Couverture de papier vergé gris, étiquette avec le titre contrecollée au premier plat. Infimes salissures à la couverture, légers plis angulaires aux plats de la couverture et aux feuillets.
Rare ouvrage produit à tirage très limité par l'un des plus grands collectionneurs estoniens, dont la mémoire fut et est toujours activement effacée.
Premier volet des mémoires de l'historien de l'art, collectionneur et bibliophile estonien d'origine juive Julius Genss (1887-1957). L'un des collectionneurs d'art les plus importants de l'Estonie, Genss était surtout passionné par les livres illustrés sur la production artistique estonienne, juive et russe. En 1939, le Catalogue de librairie et de collection de Julius Gens publié à Tallinn recensait 1 300 ouvrages en différentes langues, mais selon des sources variées, sa bibliothèque entière comportait entre 10 et 20 000 livres.

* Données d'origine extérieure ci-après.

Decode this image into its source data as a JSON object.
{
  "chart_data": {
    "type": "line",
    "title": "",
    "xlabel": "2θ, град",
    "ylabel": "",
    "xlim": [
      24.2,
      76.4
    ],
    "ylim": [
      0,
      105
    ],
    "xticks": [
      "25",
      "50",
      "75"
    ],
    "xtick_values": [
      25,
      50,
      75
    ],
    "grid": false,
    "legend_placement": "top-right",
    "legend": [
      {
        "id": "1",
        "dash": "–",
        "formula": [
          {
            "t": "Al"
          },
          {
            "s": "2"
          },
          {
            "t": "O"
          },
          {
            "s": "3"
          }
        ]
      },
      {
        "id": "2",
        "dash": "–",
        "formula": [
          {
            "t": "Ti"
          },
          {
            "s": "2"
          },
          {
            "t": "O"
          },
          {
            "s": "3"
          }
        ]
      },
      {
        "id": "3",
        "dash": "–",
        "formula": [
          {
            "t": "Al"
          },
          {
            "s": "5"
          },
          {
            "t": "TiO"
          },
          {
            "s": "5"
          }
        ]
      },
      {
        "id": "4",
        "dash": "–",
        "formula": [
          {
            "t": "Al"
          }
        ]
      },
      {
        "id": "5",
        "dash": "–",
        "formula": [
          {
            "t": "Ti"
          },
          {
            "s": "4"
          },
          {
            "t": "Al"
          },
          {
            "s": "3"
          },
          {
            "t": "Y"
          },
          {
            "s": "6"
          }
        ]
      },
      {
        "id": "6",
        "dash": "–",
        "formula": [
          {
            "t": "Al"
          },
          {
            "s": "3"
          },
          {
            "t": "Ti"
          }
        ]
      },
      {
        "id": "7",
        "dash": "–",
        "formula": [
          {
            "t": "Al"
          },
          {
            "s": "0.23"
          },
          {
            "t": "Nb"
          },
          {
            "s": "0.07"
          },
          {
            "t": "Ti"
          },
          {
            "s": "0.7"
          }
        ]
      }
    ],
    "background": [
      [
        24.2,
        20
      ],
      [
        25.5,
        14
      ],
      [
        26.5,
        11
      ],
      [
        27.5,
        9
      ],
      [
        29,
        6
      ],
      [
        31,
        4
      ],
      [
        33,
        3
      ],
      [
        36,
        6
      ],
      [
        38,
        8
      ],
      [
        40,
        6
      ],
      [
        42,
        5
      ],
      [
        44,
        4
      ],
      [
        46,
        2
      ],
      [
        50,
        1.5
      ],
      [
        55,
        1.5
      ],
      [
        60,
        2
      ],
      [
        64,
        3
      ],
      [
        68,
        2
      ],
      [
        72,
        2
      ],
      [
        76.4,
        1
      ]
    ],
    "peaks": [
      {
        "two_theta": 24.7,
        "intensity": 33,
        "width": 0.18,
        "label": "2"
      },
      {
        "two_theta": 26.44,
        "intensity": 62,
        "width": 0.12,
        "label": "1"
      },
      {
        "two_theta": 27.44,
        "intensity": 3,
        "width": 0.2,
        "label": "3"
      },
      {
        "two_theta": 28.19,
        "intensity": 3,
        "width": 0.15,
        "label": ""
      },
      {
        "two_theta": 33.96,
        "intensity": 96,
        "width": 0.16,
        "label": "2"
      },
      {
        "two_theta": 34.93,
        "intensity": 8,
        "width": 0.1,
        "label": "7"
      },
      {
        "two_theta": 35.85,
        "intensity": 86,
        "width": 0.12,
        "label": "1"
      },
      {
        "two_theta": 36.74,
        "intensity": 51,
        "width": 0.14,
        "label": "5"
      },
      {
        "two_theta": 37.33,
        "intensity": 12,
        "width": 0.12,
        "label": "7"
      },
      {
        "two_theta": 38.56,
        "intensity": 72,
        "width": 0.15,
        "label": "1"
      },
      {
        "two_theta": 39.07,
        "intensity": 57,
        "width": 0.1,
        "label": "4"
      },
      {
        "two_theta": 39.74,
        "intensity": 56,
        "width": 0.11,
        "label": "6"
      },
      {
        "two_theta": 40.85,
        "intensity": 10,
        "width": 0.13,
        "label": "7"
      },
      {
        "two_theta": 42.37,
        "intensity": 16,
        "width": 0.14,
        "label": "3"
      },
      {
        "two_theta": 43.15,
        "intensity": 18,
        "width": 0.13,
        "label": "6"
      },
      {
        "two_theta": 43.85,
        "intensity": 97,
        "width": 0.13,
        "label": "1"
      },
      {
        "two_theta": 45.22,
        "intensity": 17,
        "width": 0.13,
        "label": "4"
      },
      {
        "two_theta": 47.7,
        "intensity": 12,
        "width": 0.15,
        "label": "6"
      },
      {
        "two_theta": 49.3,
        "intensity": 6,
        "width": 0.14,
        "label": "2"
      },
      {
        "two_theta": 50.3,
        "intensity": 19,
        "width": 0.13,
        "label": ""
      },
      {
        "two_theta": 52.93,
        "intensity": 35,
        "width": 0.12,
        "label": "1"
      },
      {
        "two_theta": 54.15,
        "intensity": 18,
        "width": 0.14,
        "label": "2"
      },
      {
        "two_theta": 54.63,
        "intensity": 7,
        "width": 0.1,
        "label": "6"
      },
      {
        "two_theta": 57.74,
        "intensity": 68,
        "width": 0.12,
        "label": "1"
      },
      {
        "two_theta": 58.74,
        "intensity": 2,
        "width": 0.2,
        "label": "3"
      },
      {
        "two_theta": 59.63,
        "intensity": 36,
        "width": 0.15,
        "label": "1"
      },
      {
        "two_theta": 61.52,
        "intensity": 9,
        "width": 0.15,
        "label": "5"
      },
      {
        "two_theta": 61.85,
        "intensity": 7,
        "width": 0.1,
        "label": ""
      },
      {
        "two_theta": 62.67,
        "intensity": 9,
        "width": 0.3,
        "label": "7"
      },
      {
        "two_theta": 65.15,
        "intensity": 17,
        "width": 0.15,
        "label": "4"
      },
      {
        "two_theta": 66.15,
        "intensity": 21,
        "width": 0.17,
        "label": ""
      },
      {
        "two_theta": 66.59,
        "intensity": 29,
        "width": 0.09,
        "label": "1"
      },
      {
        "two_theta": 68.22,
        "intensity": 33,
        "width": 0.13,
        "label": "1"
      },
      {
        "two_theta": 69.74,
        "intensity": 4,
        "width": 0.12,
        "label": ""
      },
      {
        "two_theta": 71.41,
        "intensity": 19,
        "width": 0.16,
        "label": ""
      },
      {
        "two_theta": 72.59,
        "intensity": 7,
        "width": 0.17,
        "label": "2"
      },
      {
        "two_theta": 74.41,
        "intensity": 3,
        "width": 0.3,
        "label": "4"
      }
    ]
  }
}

Ses Notes d'un bibliophile publié en 1932, ouvrage dans lequel le collectionneur partage son amour du livre et constitue également son autobiographie, fut continué en 1953, quand le collectionneur publia son deuxième volet. Entre ces deux publications, Julius Genss vécut de nombreux bouleversements qui menèrent à la perte de sa collection. A partir de 1940, l'Estonie fut successivement occupée par l'URSS et par l'Allemagne nazie. En 1941, la famille Genss fuit les persécutions des Juifs estoniens et se réfugia en Ouzbékistan, tandis que la collection de Julius fut entreposée dans le Musée d'art de Tallinn qui fut détruit trois ans plus tard dans un bombardement soviétique. La collection de Julius Genss aurait alors été détruite, si elle n'avait pas déjà été confisquée par l'Einsatzstab Reichsleiter Rosenberg (ERR) - Alfred Rosenberg étant originaire de Tallinn et averti des possessions de Genss. En attente d'évacuation vers l'Allemagne, la collection fut découverte par l'Armée rouge en février 1945 dans une gare de Pless, actuelle Pologne, et fut envoyée en Biélorussie, tandis qu'une partie des volumes fut donnée à l'Académie estonienne des sciences. Après la fin de la Seconde Guerre mondiale, le destin de Julius Genss ne fut pas plus heureux - accusé de "cosmopolitisme" comme de nombreux autres Juifs de l'URSS, il fut arrêté en 1953 malgré un mauvais état de santé et mourut cinq ans plus tard. Avant son arrestation, Julius Genss eut le temps d'achever une monumentale bibliographie de l'art estonien en quatorze volumes, qui resta néanmoins à l'état de tapuscrit.
Les descendants de Julius Genss ont continué de réclamer la restitution de sa précieuse bibliothèque, d'abord spoliée par les nazis et ensuite prise comme butin de guerre par les Soviétiques, mais aucune avancée n'a été signalée depuis 2023, quand l'affaire fut médiatisée. Julia Genss, la petite-fille du bibliophile, raconta qu'elle avait reçu une lettre d'un ancien employé de la bibliothèque de Minsk, attestant de l'effort de dissimulation de la provenance de la collection - la direction donna alors un ordre au personnel de la bibliothèque d'arracher l'ex-libris de ses volumes.
Ouvrage autobiographique d'un grand bibliophile, dont le nom est en train d'être effacé de l'histoire.